Novamente, o destaque vai para a boa recuperação das ENAs no Sul, o que possibilitou uma maior utilização da sua geração hidrelétrica, atingindo montantes recordes no ano em curso. Na Figura 2, podemos observar que ainda há importação de energia para a região, porém, em um valor bastante reduzido. Os excedentes energéticos ainda presentes no SIN, oriundos de Nordeste e Norte, são, agora, mais bem aproveitados no Sudeste, o que possibilita um ritmo de deplecionamento de reservatórios mais contido.

Balanço energético; Energia; boletim
Figura 1 – Balanço Energético e intercâmbio de energia (Fonte: ONS)
Balanço energético; médio
Figura 2 – Balanço Energético (Fonte: ONS)

Situação Hidrológica do Sistema Interligado Nacional

Níveis de Armazenamento

Fica evidente, no gráfico referente ao Sul, a notável recuperação que tivemos desde meados de junho, quando saímos de uma situação de recordes mínimos históricos para um nível próximo dos 60%.

Nos demais subsistemas, como é esperado dentro do período seco, seguimos em queda. Contudo, importante ressaltar que o Norte ainda segue com uma certa estabilidade, em uma trajetória semelhante à que tivemos ano passado, porém em um patamar mais elevado.

Níveis de Armazenamento, regiões sul nordeste, norte e Sudeste Cento
Figura 3 – Níveis de Armazenamento nos Reservatórios do SIN (Fonte: ONS)
reservatório SIN
Tabela 1 – Acompanhamento dos Reservatórios do SIN (Fonte: ONS)
Energia Natural Afluente (ENA)

Após uma recuperação vertiginosa das ENAs, verificamos, ao longo da atual semana operativa, uma recessão nas vazões do Sul, já que não tivemos episódios de chuvas significativas na região, a porto de resultar em uma manutenção da ENA em valores extremamente elevados. Mas, é visível no gráfico a boa recuperação das condições hidrológicas no subsistema. Nos demais, seguimos em trajetória descendente de vazões, esperada para esta época do ano.

ENA; energia natural afluente
Figura 4 – Trajetórias dos níveis de Energia Natural Afluente por subsistema do SIN. (Fonte: ONS)
Energia Natural Afluente mensais
Tabela 2 – Previsões de Energia Natural Afluente mensais para o PMO de julho (Fonte: ONS)

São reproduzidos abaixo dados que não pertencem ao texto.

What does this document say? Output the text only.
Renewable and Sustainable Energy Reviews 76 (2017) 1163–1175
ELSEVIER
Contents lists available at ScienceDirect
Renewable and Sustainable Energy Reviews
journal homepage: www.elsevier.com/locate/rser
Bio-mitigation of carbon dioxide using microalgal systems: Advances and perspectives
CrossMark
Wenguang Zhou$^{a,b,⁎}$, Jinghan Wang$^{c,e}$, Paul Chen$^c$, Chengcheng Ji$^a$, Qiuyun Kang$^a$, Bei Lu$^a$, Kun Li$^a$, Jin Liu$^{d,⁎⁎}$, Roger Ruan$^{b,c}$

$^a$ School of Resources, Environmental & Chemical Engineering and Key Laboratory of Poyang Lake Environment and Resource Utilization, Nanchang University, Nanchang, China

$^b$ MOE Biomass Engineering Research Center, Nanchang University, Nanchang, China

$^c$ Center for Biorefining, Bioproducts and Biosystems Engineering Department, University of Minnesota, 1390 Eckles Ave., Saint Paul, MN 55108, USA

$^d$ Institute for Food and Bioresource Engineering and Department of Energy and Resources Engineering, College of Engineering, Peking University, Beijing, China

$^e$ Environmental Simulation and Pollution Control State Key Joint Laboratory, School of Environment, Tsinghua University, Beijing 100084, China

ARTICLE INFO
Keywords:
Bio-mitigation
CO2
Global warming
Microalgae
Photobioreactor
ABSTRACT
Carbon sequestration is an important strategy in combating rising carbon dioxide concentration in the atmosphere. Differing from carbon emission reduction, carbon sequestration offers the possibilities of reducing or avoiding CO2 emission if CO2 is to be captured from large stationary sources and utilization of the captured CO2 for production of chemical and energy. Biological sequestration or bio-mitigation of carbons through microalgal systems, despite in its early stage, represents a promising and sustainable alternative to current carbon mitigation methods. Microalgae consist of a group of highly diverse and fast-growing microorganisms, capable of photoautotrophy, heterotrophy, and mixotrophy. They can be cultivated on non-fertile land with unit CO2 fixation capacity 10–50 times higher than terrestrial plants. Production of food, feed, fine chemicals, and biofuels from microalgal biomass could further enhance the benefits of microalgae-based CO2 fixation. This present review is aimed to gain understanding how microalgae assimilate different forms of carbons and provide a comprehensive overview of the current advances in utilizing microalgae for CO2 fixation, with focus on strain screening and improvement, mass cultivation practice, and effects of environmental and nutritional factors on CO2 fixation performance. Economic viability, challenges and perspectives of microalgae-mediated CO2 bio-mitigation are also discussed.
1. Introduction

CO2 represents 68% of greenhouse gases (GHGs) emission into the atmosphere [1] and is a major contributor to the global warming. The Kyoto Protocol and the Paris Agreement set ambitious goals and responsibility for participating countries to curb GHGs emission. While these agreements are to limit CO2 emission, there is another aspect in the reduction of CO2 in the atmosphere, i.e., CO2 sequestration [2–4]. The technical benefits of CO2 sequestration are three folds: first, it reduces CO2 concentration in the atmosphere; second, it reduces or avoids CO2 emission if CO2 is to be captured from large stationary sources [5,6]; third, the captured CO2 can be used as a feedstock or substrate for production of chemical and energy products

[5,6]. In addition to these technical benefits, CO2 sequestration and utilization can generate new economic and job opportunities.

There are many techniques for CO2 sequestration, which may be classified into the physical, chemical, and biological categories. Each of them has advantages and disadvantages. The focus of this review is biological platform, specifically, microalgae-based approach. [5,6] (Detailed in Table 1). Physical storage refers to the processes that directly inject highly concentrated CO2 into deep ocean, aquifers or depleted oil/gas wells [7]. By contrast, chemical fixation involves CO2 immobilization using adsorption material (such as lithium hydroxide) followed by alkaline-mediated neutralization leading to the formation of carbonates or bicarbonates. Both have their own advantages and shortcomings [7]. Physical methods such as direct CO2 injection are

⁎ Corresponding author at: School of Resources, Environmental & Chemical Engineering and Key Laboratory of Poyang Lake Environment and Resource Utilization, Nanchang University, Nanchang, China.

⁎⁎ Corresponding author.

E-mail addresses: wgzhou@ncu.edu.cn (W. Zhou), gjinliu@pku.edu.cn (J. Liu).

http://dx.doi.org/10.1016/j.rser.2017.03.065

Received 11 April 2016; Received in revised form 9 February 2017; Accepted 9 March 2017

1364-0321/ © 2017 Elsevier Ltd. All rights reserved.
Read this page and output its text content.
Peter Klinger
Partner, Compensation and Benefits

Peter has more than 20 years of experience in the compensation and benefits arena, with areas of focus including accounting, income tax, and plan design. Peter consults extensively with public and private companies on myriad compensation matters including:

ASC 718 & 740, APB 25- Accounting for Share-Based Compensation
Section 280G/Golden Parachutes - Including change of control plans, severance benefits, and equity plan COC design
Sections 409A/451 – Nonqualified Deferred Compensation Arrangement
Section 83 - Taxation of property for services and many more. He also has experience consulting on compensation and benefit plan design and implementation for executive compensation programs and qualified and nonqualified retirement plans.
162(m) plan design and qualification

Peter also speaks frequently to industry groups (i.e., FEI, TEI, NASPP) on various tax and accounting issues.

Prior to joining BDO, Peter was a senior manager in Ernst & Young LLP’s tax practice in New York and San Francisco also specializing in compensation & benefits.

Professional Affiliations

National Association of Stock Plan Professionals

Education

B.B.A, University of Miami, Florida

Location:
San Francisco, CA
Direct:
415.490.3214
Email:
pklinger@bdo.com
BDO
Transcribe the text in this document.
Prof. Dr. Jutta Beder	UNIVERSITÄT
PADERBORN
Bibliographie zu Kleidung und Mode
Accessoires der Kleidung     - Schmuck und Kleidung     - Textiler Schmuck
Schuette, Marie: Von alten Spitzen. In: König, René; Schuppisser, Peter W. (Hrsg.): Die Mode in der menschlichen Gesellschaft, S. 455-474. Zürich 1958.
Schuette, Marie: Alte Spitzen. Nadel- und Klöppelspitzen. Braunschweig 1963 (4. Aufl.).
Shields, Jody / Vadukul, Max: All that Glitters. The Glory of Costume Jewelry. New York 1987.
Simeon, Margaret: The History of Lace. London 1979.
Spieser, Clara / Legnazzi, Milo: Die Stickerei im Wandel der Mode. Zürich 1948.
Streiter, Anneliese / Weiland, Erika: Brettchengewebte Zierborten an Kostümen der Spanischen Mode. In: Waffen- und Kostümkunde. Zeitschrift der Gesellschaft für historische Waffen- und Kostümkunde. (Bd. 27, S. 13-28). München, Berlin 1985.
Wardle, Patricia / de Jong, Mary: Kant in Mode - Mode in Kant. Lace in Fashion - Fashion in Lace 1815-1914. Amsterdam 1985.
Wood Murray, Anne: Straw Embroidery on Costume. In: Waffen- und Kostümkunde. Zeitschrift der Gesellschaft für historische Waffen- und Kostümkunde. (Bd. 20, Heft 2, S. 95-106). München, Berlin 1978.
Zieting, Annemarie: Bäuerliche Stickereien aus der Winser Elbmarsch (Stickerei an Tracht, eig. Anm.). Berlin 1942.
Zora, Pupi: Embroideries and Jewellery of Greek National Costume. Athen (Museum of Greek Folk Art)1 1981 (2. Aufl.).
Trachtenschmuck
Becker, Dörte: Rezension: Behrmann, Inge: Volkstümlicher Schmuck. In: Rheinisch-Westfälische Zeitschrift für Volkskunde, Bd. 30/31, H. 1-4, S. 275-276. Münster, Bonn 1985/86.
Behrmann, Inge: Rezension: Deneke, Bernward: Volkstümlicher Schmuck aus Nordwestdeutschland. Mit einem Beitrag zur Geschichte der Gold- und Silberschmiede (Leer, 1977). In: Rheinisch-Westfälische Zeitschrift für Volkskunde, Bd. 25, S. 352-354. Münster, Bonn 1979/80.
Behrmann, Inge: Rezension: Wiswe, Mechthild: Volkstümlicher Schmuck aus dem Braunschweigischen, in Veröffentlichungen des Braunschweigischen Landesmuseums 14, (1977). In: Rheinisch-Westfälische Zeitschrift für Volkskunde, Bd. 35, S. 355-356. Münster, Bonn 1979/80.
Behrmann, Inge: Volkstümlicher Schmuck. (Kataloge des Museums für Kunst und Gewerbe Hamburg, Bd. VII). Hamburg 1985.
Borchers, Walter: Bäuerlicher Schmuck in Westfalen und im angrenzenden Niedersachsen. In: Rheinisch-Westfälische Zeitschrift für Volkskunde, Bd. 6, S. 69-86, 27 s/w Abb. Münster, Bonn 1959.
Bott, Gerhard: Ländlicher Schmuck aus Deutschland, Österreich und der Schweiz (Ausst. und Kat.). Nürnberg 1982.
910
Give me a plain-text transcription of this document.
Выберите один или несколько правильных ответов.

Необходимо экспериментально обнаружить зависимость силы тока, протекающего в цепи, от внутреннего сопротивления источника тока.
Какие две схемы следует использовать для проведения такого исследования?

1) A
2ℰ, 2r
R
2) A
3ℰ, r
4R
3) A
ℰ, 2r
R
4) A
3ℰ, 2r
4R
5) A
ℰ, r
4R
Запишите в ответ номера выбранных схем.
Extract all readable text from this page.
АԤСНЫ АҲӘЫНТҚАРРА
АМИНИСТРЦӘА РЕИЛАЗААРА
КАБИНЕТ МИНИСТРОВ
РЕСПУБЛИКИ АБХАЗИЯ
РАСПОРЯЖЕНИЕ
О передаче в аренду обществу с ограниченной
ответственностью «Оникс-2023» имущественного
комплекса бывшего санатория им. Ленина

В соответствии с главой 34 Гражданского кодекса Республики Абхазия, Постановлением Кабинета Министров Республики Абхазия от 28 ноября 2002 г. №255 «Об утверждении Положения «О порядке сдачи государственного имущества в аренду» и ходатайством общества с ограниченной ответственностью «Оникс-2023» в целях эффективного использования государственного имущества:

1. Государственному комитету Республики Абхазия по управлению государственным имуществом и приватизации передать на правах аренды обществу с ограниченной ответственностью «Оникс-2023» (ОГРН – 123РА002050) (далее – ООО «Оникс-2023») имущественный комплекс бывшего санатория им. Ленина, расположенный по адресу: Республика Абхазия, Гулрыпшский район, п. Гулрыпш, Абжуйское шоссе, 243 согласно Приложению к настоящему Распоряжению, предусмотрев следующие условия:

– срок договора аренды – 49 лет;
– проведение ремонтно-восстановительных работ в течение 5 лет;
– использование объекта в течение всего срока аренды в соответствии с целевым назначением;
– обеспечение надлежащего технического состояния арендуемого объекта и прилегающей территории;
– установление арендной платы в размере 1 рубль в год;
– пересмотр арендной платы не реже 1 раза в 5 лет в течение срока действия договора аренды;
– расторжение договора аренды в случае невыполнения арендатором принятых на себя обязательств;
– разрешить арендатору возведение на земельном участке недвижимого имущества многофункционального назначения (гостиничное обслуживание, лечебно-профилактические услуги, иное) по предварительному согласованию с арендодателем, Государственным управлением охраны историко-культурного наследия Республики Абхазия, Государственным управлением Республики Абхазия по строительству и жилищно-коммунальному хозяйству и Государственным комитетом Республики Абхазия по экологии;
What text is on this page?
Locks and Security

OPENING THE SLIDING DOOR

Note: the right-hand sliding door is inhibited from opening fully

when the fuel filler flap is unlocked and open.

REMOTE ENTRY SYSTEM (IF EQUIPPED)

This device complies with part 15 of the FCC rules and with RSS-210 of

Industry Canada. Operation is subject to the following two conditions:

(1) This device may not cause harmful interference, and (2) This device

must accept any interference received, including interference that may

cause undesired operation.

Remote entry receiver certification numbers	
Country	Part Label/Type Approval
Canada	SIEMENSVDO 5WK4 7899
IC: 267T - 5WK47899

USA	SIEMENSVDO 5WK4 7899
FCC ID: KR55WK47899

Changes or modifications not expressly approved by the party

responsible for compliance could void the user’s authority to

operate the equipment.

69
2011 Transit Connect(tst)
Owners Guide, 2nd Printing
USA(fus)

Na Tabela 2, vemos que houve uma correção na expectativa da ENA mensal no Sul, a qual estava, de fato, bastante sobrestimada.

Nos demais subsistemas, não temos grandes alterações. Com a queda na expectativa, tivemos elevação média de 6% dos PLDs para a próxima semana operativa, a menos do Nordeste, com elevação de 5%.

De acordo com a Tabela 3, podemos verificar que houve uma maior diferença entre os PLDs do Nordeste com os demais submercados, em comparação com a semana anterior. Isto ocorre pois tivemos atingimento de limites de intercâmbio deste para os demais nos patamares de carga médio e leve. Com isso, há o descolamento de preços, já que a operação no Nordeste tem um custo inferior às demais regiões.

PLD, preço da energia
Tabela 3 – PLDs para a quarta semana operativa de Julho /2020 (Fonte: CCEE)
Carga de Energia

Fruto das medidas de flexibilização do isolamento social em algumas regiões do país, já notamos um desvio positivo da carga no mês de julho, comparando com o fechamento do mês anterior.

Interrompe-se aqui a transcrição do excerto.